Este factor fundamental del agravamiento del conflicto interno, además, se intensifica por razones estructurales con efectos de mayor alcance temporal. Hasta julio de 2018, el objetivo de llevar a la presidencia a López Obrador subordinaba de manera casi absoluta cualquier otro. Esto permitió tanto aplazar diversas aspiraciones personales de multitud de militantes, como limitar, que no impedir, la generación de facciones y, sobre todo, atemperar casi totalmente los conflictos entre ellas, limitando al tiempo la expresión pública de esas contradicciones. Alcanzada la Presidencia, Morena enfrenta un escenario radicalmente distinto. Por una parte, su dirigente principalísimo ya no tiene en el partido su espacio fundamental de acción política, pues éste se ha desplazado, evidente y necesariamente, al gobierno; por otra, las metas programáticas de Morena, siempre vagas, hoy no son suplidas por una dirección unipersonal con consenso para definir las líneas de acción partidista momento a momento. Sin la dirección personal y directa de López Obrador, la carencia de un programa político concreto, y con él de objetivos políticos compartidos de largo plazo, es suplida por aspiraciones y ambiciones personales, y por metas grupales inmediatas, centradas en el logro de espacios políticos y no en el desarrollo de líneas programáticas, ni mucho menos en un proyecto compartido para la transformación del país.

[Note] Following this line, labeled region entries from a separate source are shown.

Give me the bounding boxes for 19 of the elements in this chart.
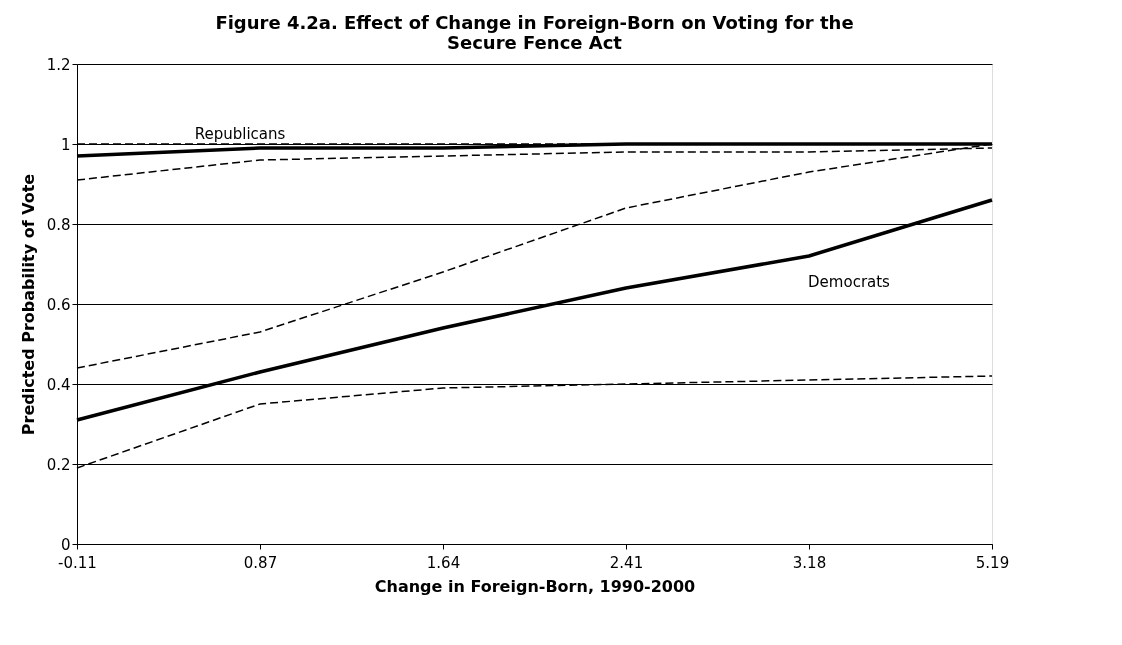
y-axis-title: Predicted Probability of Vote: [18, 173, 38, 436]
x-tick-label: 2.41: [609, 553, 644, 572]
x-tick-label: 3.18: [792, 553, 827, 572]
x-tick-label: 0.87: [243, 553, 278, 572]
text: Figure 4.2a. Effect of Change in Foreign-Born on Voting for the: [215, 12, 854, 33]
series-label: Democrats: [808, 273, 891, 291]
x-axis-title: Change in Foreign-Born, 1990-2000: [374, 576, 696, 596]
x-tick-label: 1.64: [426, 553, 461, 572]
y-tick-label: 0.4: [46, 375, 71, 394]
y-tick-label: 0: [60, 535, 71, 554]
y-tick-label: 1: [60, 135, 71, 154]
y-tick-label: 0.8: [46, 215, 71, 234]
y-tick-label: 0.2: [46, 455, 71, 474]
text: Secure Fence Act: [447, 32, 622, 53]
y-tick-label: 0.6: [46, 295, 71, 314]
series-label: Republicans: [194, 125, 286, 143]
x-tick-label: 5.19: [975, 553, 1010, 572]
x-tick-label: -0.11: [58, 553, 97, 572]
y-tick-label: 1.2: [46, 55, 71, 74]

No veo la posibilidad de que esta dinámica sea superada, por lo que encuentro muy limitadas las posibilidades de que Morena transite de ser la plataforma electoral de un dirigente popularísimo a convertirse en un auténtico partido político. Muy probablemente este tipo de conflictos sea definitorio de qué personas lograrán, en el corto plazo, encumbrarse políticamente y de quiénes serán arrollados y abandonados en las cunetas del poder. A esto contribuirá el que, si bien Morena fue la indispensable plataforma para que López Obrador llegará a la presidencia, hoy le resulta claramente prescindible, pues dispone de los registros electorales de sus aliados, el PT, el PVEM y de dos o tres de los nuevos partidos en proceso de formación. No tiene por tanto razón ninguna para arbitrar los conflictos partidistas internos, con los costos políticos que esto necesariamente representa.
Mientras tanto, la perspectiva de que en el mediano plazo se consolide en México un partido de izquierda gobernante se disuelve en el aire.